By Deirdre David

In recalling the seven years of research that went into the first volume of his biography of Lyndon Johnson, The Path to Power (1982), Robert Caro describes driving from Austin, where he was working at the Lyndon Baines Johnson Library, to the Hill Country that spreads out to the west in an “incredible empty panorama.” Stopping his car, he spotted in the distance the ranch in the valley of the Pedernales River where Johnson grew up. And shortly thereafter, he announced to his wife, Ina, that they needed to move to the Hill Country in order to understand fully Johnson’s early life. For the best part of the next three years, they lived in rural Texas, driving to isolated ranches and farms to interview people who remembered the hardships of the Hill Country and who grew up and went to college with Lyndon Johnson.

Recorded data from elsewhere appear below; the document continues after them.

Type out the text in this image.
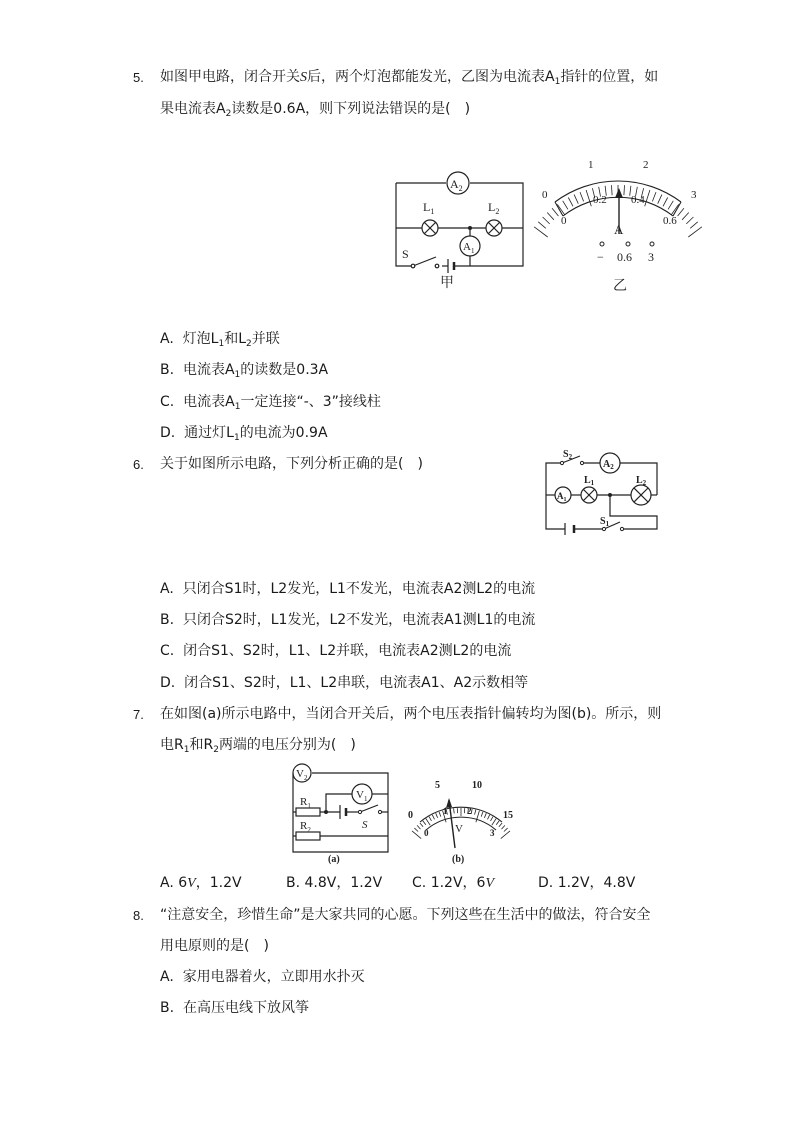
5. 如图甲电路，闭合开关S后，两个灯泡都能发光，乙图为电流表$A_1$指针的位置，如
果电流表$A_2$读数是0.6A，则下列说法错误的是(　)
$A_2$
$L_1$	$L_2$
$A_1$
S
甲
0
1	2
3
0
0.2 0.4
0.6
A
− 0.6 3
乙
A. 灯泡$L_1$和$L_2$并联
B. 电流表$A_1$的读数是0.3A
C. 电流表$A_1$一定连接“-、3”接线柱
D. 通过灯$L_1$的电流为0.9A
6. 关于如图所示电路，下列分析正确的是(　)
$S_2$
$A_2$
$A_1$
$L_1$	$L_2$
$S_1$
A. 只闭合S1时，L2发光，L1不发光，电流表A2测L2的电流
B. 只闭合S2时，L1发光，L2不发光，电流表A1测L1的电流
C. 闭合S1、S2时，L1、L2并联，电流表A2测L2的电流
D. 闭合S1、S2时，L1、L2串联，电流表A1、A2示数相等
7. 在如图(a)所示电路中，当闭合开关后，两个电压表指针偏转均为图(b)。所示，则
电$R_1$和$R_2$两端的电压分别为(　)
$V_2$
$V_1$
$R_1$
$R_2$	S
(a)
0
5	10
15
0
1 2
3
V
(b)
A. 6V，1.2V	B. 4.8V，1.2V C. 1.2V，6V	D. 1.2V，4.8V
8. “注意安全，珍惜生命”是大家共同的心愿。下列这些在生活中的做法，符合安全
用电原则的是(　)
A. 家用电器着火，立即用水扑灭
B. 在高压电线下放风筝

As Caro puts it, they “helped make up his first political machine.” Caro needed to be there.

In 2017, Robert and Ina Caro graciously agreed that BIO should establish a Travel Fellowship in their name and Kitty Kelley generously offered to support the first year of funding for the award: $5,000. The review committee (Kate Buford, Marc Leepson, and me [as chair]) stipulated that proposals should specify as fully as possible how traveling to a particular location would enable the biographer to develop the importance of a sense of place. Just as living in the desolate Hill Country enabled Caro to grasp the conditions that shaped Johnson as a politician, applicants for the fellowship were asked to tell us where they wished to go and why they needed to be there.

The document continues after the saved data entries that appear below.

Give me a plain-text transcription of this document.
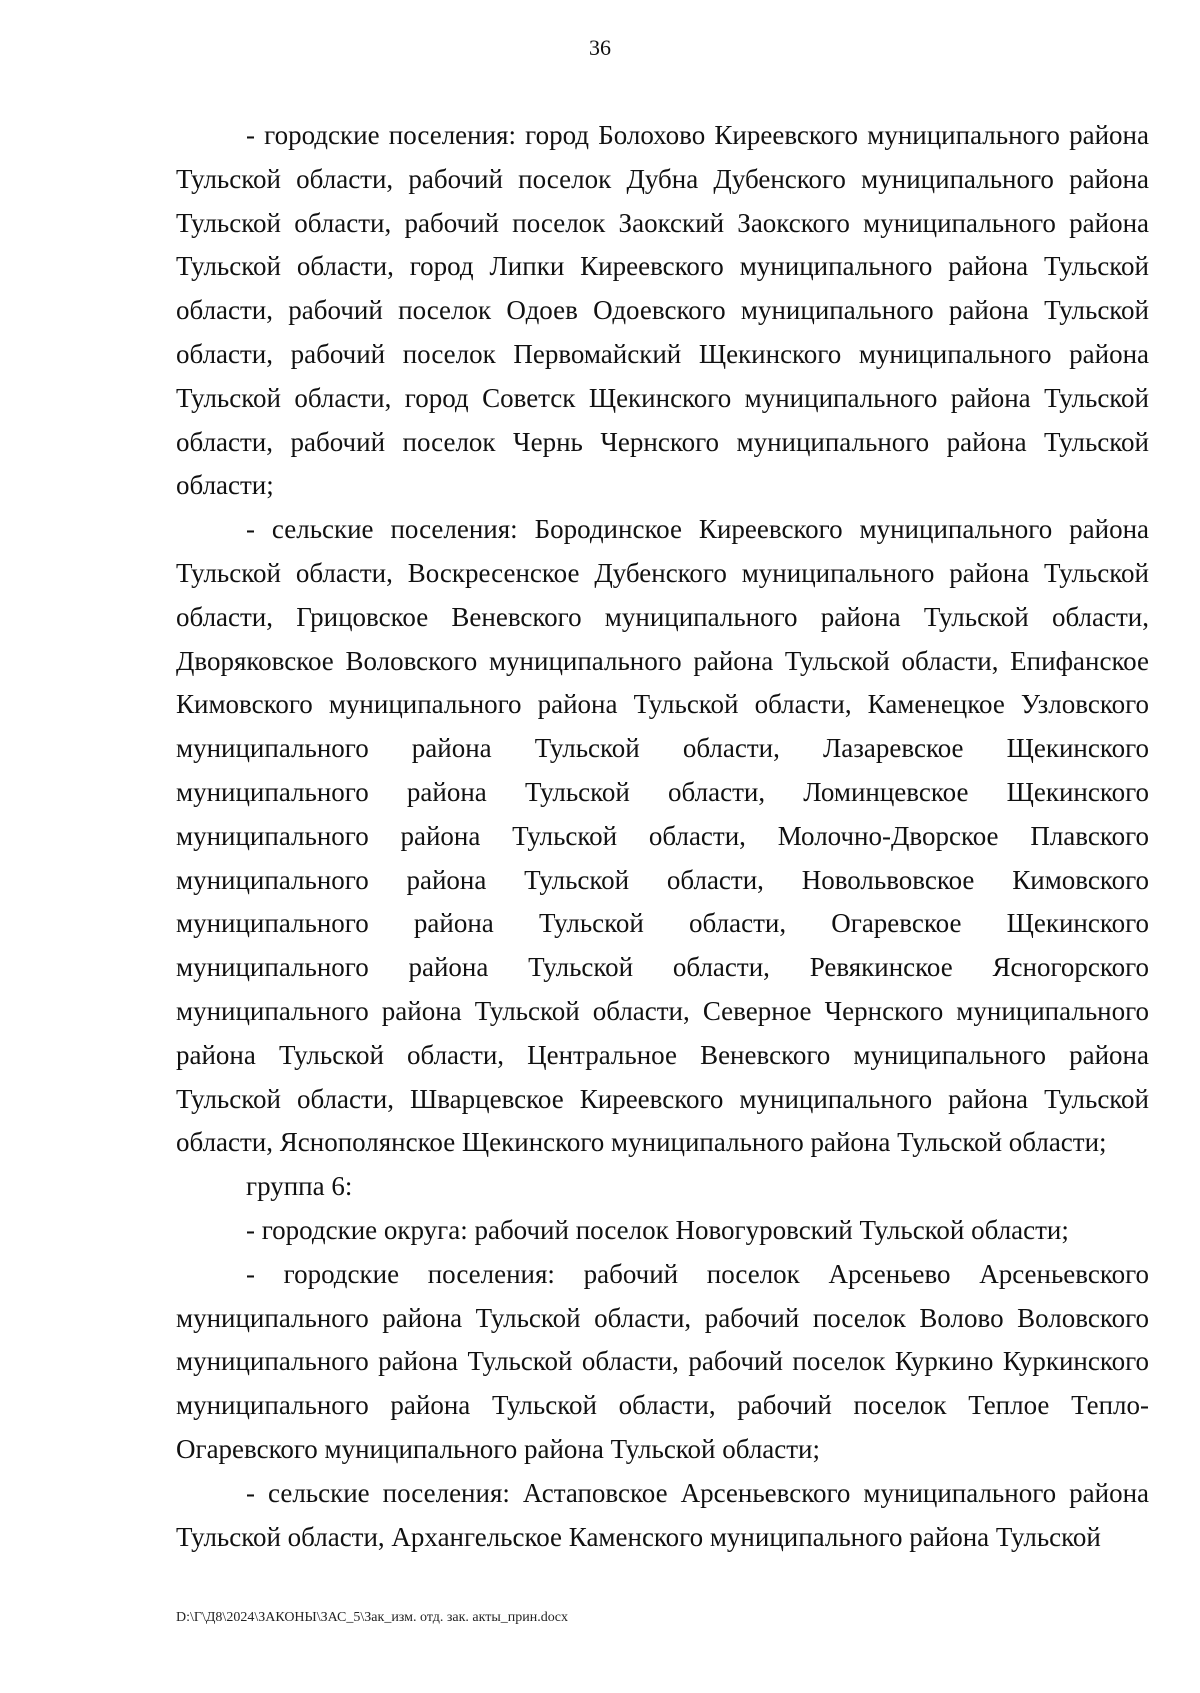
36

- городские поселения: город Болохово Киреевского муниципального района Тульской области, рабочий поселок Дубна Дубенского муниципального района Тульской области, рабочий поселок Заокский Заокского муниципального района Тульской области, город Липки Киреевского муниципального района Тульской области, рабочий поселок Одоев Одоевского муниципального района Тульской области, рабочий поселок Первомайский Щекинского муниципального района Тульской области, город Советск Щекинского муниципального района Тульской области, рабочий поселок Чернь Чернского муниципального района Тульской области;

- сельские поселения: Бородинское Киреевского муниципального района Тульской области, Воскресенское Дубенского муниципального района Тульской области, Грицовское Веневского муниципального района Тульской области, Дворяковское Воловского муниципального района Тульской области, Епифанское Кимовского муниципального района Тульской области, Каменецкое Узловского муниципального района Тульской области, Лазаревское Щекинского муниципального района Тульской области, Ломинцевское Щекинского муниципального района Тульской области, Молочно-Дворское Плавского муниципального района Тульской области, Новольвовское Кимовского муниципального района Тульской области, Огаревское Щекинского муниципального района Тульской области, Ревякинское Ясногорского муниципального района Тульской области, Северное Чернского муниципального района Тульской области, Центральное Веневского муниципального района Тульской области, Шварцевское Киреевского муниципального района Тульской области, Яснополянское Щекинского муниципального района Тульской области;

группа 6:

- городские округа: рабочий поселок Новогуровский Тульской области;

- городские поселения: рабочий поселок Арсеньево Арсеньевского муниципального района Тульской области, рабочий поселок Волово Воловского муниципального района Тульской области, рабочий поселок Куркино Куркинского муниципального района Тульской области, рабочий поселок Теплое Тепло-Огаревского муниципального района Тульской области;

- сельские поселения: Астаповское Арсеньевского муниципального района Тульской области, Архангельское Каменского муниципального района Тульской

D:\Г\Д8\2024\ЗАКОНЫ\ЗАС_5\Зак_изм. отд. зак. акты_прин.docx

We received 21 impressive submissions. Among other places, people wanted to travel to Northern Ireland, to Senis just north of Paris, to Korea, to Brooklyn, to Ohio, to Maine, to New Mexico, and to West Virginia. Our two winners, each of whom will receive $2,500, were Natalie Dykstra, Professor of English at Hope College, and Marina Harss, dance writer and translator. Natalie will be traveling to Florence, Milan, and Venice, cities where her biographical subject, Isabella Stewart Gardner, assembled paintings, drawings, tapestries, porcelain, mirrors, and other objects to be placed in her eponymous museum that opened in Boston in 1903. Marina will be visiting various locations that played an important part in the artistic development of the distinguished choreographer who is the subject of her biography, Alexei Ratmansky—Kiev, Moscow, Copenhagen, and St. Petersburg. Natalie, in particular, was inspired by Robert Caro’s memorable line taken from his 2011 BIO Conference talk, “The greatest of books are books with places you can see in your mind’s eye.”

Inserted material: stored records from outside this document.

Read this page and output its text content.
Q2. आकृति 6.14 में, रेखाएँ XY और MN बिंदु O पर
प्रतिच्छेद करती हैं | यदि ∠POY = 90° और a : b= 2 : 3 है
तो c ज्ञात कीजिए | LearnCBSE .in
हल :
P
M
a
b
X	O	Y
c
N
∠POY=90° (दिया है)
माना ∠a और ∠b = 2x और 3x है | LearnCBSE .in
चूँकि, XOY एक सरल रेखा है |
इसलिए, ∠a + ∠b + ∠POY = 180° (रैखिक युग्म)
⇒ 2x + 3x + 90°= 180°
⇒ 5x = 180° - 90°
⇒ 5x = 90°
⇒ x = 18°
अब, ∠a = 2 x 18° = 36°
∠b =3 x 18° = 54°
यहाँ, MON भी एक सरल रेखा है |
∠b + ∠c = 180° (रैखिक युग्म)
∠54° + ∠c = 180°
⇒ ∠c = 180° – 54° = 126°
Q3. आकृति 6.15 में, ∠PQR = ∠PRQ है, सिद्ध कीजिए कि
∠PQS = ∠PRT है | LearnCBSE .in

When Robert and Ina read the two winning submissions, Robert wrote to say, “They both sound just perfect for what we all have in mind. You can see how vital a sense of place is in both of these books, and if this fellowship helps the two authors achieve it, everyone connected with the fellowship will, I think, be able to take pride in having helped a little bit in the achievement.” At our conference in May at the CUNY Graduate Center in New York, to be held in collaboration with the Leon Levy Center for Biography, Natalie and Marina will receive their awards and meet Ina and Robert Caro. They will all be there.